Hallmark doesn't have a card to cover this event--yet. It's National Customer Service Week.
Started by the International Customer Service Association in 1988, National Customer Service Week was proclaimed a national event by the U.S. Congress in 1982.
The purpose of National Customer Service Week is "to create a positive message that lasts all year long, and to provide a productive opportunity to generate an even stronger commitment to customer service excellence," according to the ICSA.
The event is a chance for businesses to focus on customer service improvement for both customers and customer service agents. Analysts estimate there are more than 65,000 contact centers in America, and nearly 7 million customer service representatives.
A recent study by the Radclyffe Group found that happy agents mean happy customers, which in turn means better business.

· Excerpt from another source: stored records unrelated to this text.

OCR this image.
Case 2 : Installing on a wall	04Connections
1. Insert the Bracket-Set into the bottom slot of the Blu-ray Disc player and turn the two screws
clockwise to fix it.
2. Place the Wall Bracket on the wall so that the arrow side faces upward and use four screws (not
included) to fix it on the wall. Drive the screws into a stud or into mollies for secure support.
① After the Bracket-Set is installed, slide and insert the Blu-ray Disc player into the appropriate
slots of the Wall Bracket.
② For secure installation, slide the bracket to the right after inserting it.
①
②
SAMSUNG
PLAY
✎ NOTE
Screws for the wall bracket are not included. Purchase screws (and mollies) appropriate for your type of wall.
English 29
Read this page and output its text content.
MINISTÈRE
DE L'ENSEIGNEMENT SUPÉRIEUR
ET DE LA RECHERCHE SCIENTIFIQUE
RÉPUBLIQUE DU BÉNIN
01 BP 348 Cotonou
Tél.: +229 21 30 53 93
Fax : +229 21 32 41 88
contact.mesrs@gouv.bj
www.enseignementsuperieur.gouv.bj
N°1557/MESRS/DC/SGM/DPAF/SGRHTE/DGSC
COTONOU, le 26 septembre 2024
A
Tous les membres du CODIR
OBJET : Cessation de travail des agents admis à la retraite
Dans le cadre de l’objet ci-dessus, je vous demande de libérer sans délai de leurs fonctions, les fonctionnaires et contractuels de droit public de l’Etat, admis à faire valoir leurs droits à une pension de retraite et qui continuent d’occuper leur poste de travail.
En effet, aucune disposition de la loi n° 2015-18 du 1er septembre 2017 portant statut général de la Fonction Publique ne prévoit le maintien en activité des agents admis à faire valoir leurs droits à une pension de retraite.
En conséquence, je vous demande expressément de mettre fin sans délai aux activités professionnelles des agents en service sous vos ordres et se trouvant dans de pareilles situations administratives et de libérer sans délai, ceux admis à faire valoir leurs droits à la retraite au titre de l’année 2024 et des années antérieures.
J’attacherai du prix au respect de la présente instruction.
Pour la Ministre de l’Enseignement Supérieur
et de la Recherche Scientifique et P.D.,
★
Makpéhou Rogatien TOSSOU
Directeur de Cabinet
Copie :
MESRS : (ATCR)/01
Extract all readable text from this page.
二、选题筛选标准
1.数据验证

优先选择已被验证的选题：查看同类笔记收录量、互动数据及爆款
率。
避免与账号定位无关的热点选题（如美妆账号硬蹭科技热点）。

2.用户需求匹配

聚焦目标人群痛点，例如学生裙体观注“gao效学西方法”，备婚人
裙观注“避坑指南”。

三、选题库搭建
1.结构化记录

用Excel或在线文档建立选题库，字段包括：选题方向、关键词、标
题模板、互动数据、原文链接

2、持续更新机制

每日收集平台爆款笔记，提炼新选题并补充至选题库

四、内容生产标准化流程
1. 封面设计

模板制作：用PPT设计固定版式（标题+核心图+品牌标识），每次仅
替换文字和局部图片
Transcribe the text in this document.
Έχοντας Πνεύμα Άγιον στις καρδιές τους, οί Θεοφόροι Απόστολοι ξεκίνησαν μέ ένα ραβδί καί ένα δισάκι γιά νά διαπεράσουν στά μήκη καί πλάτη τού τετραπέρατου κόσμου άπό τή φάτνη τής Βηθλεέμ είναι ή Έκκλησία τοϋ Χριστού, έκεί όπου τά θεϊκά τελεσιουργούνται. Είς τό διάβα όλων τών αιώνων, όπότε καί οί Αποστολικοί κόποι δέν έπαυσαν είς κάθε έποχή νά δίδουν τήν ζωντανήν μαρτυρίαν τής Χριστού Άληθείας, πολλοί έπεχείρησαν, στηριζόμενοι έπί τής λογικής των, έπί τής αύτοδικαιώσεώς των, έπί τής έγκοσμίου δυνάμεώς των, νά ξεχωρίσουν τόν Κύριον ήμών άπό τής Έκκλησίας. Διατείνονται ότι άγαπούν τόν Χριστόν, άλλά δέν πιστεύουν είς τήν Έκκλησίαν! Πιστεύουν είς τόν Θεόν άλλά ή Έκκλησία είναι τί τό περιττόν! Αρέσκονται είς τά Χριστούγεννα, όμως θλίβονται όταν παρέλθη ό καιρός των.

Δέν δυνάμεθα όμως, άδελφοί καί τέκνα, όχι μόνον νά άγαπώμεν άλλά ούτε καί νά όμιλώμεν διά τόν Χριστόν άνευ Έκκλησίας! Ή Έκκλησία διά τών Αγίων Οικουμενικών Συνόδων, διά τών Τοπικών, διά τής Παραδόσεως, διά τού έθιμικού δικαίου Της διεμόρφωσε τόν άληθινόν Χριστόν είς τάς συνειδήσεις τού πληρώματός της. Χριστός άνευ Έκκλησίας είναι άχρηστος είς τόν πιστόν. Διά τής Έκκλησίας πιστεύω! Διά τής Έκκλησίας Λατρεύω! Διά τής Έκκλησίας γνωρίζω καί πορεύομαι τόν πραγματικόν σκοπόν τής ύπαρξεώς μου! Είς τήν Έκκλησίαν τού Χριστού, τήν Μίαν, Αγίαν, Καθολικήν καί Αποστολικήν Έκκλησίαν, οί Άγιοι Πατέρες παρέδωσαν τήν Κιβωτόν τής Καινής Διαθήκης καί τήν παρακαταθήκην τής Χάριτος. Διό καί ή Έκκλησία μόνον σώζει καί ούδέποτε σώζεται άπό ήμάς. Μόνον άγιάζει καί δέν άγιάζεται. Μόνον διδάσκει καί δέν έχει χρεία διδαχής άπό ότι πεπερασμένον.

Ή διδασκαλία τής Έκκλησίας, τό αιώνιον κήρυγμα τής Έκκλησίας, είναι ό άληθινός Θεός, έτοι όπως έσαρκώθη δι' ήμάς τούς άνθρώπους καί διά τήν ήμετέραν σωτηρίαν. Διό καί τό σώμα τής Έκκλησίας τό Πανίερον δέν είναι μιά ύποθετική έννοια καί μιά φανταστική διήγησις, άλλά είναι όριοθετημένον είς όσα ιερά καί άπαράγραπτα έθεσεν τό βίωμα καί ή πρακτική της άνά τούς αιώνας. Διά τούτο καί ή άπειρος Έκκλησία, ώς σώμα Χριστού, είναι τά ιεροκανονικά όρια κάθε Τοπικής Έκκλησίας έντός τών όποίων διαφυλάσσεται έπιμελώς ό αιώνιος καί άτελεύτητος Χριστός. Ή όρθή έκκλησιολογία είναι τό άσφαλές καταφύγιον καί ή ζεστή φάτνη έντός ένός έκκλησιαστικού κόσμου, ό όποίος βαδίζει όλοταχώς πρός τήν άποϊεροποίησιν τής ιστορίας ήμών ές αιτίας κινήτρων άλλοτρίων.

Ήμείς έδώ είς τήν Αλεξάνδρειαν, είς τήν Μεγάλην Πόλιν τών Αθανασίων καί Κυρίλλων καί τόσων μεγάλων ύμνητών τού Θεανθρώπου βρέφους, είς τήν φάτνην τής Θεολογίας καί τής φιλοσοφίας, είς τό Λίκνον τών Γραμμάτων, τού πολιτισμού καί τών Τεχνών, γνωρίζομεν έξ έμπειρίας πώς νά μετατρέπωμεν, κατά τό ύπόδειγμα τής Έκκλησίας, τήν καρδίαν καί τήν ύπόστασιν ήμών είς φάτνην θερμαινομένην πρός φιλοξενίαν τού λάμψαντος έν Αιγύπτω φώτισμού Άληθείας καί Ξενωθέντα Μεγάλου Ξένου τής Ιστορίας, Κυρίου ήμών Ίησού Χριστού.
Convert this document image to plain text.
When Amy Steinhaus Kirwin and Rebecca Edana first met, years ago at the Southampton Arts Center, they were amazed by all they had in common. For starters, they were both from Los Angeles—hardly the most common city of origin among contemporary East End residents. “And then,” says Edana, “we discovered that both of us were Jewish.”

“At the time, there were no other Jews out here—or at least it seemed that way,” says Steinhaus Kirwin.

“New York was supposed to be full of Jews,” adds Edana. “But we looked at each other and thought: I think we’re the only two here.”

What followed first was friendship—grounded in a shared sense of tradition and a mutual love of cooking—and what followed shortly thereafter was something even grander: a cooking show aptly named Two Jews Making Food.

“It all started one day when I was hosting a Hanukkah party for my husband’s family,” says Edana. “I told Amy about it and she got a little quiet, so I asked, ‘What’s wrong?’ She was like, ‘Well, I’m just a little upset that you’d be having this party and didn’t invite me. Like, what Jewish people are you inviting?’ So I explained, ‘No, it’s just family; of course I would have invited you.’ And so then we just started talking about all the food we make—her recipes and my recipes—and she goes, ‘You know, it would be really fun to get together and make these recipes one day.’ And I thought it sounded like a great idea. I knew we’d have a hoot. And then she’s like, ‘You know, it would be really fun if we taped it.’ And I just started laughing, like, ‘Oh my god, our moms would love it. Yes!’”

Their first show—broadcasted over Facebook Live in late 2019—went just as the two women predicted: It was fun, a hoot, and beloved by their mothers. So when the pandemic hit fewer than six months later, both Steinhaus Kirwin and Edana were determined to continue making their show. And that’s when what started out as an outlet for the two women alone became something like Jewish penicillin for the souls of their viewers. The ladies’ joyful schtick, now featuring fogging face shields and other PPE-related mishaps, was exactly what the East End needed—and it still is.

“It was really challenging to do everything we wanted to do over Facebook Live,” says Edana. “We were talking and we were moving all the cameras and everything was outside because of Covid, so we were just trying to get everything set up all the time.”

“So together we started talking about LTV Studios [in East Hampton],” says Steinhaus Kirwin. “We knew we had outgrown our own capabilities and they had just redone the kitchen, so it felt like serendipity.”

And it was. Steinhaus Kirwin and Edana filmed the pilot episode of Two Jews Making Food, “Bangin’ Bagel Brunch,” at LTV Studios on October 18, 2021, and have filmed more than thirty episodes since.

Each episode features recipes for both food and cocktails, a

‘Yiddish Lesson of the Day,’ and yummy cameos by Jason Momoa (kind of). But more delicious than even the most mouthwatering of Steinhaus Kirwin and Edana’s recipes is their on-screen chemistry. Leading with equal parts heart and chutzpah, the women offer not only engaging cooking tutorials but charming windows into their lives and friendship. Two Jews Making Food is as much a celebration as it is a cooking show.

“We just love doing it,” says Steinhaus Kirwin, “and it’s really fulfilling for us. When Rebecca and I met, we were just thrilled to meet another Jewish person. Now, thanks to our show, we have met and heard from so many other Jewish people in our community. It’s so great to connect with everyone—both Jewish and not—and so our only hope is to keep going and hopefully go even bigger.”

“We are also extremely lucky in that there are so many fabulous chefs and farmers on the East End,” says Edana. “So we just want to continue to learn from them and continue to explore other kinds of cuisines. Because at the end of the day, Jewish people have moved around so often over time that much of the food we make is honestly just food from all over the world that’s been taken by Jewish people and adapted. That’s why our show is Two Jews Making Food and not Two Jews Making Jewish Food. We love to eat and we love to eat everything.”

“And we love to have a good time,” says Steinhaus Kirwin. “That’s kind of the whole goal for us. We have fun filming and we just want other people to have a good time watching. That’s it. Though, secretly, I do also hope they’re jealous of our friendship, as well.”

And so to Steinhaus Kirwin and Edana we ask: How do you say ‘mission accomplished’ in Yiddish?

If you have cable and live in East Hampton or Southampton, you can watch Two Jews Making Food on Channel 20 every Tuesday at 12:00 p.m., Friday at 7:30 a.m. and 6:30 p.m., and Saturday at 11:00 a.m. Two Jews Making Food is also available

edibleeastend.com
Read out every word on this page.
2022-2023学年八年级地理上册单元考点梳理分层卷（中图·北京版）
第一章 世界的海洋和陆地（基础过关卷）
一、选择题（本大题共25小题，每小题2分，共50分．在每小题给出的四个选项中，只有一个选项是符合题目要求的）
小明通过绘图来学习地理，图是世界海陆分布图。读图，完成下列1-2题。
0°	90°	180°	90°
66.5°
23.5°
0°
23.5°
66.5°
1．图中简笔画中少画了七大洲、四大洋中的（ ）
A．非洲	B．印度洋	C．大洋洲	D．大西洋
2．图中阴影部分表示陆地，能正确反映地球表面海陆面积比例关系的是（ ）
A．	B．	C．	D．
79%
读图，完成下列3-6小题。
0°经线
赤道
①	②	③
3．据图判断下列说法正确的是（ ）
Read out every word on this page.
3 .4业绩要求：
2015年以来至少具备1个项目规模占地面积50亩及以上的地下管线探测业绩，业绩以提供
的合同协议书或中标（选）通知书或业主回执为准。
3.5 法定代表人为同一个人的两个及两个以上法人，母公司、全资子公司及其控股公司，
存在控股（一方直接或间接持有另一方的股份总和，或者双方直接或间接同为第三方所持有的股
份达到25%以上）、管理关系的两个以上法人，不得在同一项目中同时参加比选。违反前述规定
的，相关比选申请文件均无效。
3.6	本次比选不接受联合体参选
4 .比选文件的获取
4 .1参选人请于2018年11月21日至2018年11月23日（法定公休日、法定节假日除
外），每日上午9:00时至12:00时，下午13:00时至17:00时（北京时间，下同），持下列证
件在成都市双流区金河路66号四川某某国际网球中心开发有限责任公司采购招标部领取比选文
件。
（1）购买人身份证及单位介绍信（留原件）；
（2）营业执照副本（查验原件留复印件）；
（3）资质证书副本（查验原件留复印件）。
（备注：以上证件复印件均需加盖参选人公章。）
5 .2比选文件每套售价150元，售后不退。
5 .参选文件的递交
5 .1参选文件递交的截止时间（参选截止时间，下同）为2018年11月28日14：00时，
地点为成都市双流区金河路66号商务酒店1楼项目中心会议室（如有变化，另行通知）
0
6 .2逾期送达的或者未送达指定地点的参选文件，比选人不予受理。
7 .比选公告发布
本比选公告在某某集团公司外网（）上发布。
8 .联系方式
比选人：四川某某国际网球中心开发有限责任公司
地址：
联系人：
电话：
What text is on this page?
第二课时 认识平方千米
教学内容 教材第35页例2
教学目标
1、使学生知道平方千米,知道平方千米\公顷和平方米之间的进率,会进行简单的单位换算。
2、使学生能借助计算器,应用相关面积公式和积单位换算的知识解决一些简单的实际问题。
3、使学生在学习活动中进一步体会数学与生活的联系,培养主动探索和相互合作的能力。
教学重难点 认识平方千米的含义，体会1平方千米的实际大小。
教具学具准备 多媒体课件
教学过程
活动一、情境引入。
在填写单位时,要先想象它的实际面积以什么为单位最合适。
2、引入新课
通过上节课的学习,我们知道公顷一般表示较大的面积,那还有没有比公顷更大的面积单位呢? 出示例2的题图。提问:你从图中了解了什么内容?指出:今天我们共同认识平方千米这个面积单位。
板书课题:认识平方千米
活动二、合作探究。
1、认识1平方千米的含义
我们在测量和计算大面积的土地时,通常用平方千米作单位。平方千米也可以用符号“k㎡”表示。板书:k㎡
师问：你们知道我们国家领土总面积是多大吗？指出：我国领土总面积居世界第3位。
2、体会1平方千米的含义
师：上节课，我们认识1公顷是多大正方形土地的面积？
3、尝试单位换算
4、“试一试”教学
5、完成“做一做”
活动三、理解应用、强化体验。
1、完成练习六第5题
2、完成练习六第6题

To achieve that businesses participating in Customer Service Week can work on new strategies, formulate stress-relief plans, and reward and recognize agents.
Dartnell Corp. sells kits that include planning tips for the celebration, along with banners and certificates of recognition to promote a festive atmosphere in the call center this week.
In celebration of National Customer Service Week, SupportSoft Inc., a provider of support automation software, is honoring some of its customers. Charter Communications, Health Care Services Corporation, and ADP Dealer Services all are being honored as businesses that have implemented customer service best practices and are achieving measurable customer benefits through support automation.
Another survey, by Aspect Communications, found that 82 percent of customers are likely to recommend a company to their friends and family when they are happy with its customer service.
The best way to make customers happy, according to the Radclyffe Group study, is to more quickly resolve issues and problems.
And in many cases that means letting the customers resolve issues through self-service. According to Forrester Research Inc., Web self-service solutions alone can reduce the cost of solving a user's problem by 96 percent, dropping the cost to an estimated average of $1.17 per customer response, from an average of $32.74 per response, for an assisted service telephone call.
But self-service is better in some situations. Radclyffe says 61 percent of people prefer to track shipments on their own and 81 percent of people prefer to check account balances without the aide of an agent. On the flip side, just 13 percent of customers prefer self-service for clothing purchases, and just 12 percent want to buy plane tickets without a customer service representative.